There has been a recent uprising of pundits wanting to change the way that players become eligible for the draft in the NBA, the one and done rule, including current NBA commissioner Adam Silver.1 Commissioner Silver simply wants to increase the age of the draft of 19 to 20.
Here is the relevant requirements for underclassmen to enter the draft from the NBA Collective Bargaining Agreement …2
(i) The player (A) is or will be at least nineteen (19) years of age during the calendar year in which the Draft is held, and (B) with respect to a player who is not an international player (defined below), at least one (1) NBA Season has elapsed since the player’s graduation from high school (or, if the player did not graduate from high school, since the graduation of the class with which the player would have graduated had he graduated from high school); and
(F) The player has expressed his desire to be selected in the Draft in a writing received by the NBA at least sixty (60) days prior to such Draft (an “Early Entry” player)
Basically, Silver would like to change the 19 to 20 and leave the rest the same.
I’ve had an idea for some time that Jalen Rose voiced on NBA Countdown prior to the NBA Draft Lottery. An idea very similar to the current set up of the MLB draft.3 Rose believes that players should be eligible for the draft immediately after high school, however, if they sign a letter of intent to college, they should have to complete at least two years of college before entering the draft.
My version makes players stay in college until after their junior season in college, but I’m flexible on that point. Here is the relevant section of the MLB draft rules.4
Certain groups of players are ineligible for selection, generally because they are still in school. The basic categories of players eligible to be drafted are:
-High school players, if they have graduated from high school and have not yet attended college or junior college;
-College players, from four-year colleges who have either completed their junior or senior years or are at least 21 years old; and
-Junior college players, regardless of how many years of school they have completed
The junior college portion of these rules wouldn’t be too relevant for the NBA for obvious reasons, but the moral of the story is the same. The best of the best and those that think they have a chance at a young age are welcome to enter the draft following high school. Those that choose to hone their skills at the NCAA level won’t be eligible until after their junior (or sophomore) season.
This could be interesting with the possible impending changes coming to the NCAA student-athlete model, but until the NLRB ruling and challenges play out we can only guess what the draft would need to look like.
Players like Jadeveon Clowney in football likely had a chance to be successful beginning right out of high school. Future stars the caliber of LeBron James should be able to jump into the league and start working on their craft at the only level that will ever matter to them.
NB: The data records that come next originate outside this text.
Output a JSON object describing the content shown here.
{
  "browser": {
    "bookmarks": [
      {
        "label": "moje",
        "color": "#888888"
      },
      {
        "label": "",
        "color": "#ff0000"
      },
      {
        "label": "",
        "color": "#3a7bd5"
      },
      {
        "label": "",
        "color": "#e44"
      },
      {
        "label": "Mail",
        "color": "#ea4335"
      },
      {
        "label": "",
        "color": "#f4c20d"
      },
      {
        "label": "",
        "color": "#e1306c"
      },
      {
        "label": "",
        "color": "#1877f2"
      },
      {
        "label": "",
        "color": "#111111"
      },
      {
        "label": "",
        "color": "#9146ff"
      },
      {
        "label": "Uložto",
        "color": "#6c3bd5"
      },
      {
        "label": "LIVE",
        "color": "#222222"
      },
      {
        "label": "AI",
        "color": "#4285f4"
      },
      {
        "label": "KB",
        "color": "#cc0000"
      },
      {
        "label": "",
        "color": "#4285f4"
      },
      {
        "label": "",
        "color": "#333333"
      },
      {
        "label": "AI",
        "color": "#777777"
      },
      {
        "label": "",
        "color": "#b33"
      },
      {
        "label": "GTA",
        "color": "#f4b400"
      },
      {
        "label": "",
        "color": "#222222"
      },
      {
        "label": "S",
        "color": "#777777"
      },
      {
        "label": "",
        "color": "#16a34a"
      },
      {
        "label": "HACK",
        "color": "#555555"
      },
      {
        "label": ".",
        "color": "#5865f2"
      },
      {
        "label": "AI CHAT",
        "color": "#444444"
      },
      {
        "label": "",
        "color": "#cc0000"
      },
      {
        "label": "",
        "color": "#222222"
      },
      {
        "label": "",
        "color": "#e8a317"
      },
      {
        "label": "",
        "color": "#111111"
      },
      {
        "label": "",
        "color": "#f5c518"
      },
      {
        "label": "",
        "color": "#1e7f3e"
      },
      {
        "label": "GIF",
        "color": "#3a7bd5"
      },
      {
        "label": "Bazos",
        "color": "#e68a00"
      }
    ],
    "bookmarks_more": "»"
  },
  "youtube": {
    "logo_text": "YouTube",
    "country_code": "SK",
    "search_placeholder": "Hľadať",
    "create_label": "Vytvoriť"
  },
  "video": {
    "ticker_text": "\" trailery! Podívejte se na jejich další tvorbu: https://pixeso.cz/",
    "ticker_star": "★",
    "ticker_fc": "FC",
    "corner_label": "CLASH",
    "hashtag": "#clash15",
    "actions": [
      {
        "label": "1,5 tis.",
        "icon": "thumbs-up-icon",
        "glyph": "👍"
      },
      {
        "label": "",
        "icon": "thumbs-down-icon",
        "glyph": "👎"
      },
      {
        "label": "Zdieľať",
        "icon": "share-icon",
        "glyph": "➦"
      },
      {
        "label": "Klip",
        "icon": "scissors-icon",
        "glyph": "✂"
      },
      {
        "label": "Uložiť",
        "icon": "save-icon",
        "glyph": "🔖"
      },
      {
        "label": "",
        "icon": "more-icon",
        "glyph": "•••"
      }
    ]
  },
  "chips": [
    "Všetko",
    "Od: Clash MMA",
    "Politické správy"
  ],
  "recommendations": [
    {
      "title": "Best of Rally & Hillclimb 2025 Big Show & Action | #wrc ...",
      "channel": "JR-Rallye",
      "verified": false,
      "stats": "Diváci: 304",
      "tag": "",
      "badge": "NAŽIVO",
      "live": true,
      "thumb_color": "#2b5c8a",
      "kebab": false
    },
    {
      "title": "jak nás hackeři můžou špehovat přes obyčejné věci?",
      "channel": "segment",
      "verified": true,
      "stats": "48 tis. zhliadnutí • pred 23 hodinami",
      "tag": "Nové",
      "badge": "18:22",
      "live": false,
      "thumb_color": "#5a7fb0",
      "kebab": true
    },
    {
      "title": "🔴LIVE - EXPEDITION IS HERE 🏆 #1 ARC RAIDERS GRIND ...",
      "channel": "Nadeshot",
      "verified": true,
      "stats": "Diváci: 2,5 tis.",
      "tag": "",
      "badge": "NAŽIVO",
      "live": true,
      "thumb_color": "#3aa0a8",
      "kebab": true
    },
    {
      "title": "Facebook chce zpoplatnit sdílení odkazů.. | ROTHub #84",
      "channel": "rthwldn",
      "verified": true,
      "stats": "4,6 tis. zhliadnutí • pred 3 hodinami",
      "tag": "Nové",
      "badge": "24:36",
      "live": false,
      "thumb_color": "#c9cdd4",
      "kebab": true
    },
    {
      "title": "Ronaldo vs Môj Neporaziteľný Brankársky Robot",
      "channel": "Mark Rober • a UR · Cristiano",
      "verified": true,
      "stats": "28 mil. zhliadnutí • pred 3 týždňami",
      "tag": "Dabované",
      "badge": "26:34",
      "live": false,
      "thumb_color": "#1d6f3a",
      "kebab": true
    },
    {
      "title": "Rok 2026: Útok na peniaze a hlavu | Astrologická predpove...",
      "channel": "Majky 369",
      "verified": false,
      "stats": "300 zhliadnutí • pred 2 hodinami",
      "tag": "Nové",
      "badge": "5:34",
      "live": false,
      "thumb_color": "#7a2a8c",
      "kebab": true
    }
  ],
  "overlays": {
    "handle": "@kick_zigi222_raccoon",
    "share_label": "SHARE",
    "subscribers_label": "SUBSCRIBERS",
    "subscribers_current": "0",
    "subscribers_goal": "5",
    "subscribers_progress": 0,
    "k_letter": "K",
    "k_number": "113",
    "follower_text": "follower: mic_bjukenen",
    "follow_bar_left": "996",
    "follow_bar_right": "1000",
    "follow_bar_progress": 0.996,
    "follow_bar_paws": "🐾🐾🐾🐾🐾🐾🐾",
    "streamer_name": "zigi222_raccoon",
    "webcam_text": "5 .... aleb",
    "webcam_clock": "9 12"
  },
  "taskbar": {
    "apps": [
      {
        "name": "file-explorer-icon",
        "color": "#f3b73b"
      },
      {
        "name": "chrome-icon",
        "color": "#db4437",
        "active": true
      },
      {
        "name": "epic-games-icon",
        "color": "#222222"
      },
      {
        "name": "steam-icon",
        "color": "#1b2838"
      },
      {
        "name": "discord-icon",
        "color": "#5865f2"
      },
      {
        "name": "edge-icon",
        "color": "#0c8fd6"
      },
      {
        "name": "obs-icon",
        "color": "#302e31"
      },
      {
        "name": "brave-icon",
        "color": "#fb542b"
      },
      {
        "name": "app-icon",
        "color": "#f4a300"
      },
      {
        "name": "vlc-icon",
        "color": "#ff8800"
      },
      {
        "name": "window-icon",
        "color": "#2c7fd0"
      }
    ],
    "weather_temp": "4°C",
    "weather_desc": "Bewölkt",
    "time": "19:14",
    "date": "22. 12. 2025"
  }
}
Not every player should enter immediately from high school, but should that preclude the choice from being available?
I’ve been vocal toward my belief that players in football shouldn’t be forced to be student-athletes at the NCAA level in order to play in the NFL because of the violence of the sport and the short career span of players. However, this set up avoids a possible issue with basketball players being forced to stay in the NCAA until their junior year because players have the option to enter the draft or go to college after high school graduation. Simply giving the choice makes me feel much better about imposing a service time-like requirement on players attempting to enter the draft in any sport.
This draft eligibility blueprint has worked for the MLB and is also strikingly similar to how the NHL conducts their draft.5 Giving back the option of going pro immediately following high school, but enforcing stricter rules for those that choose college is a way for the NBA to allow the best of the best to join the league while allowing for the free minor league training that is the NCAA.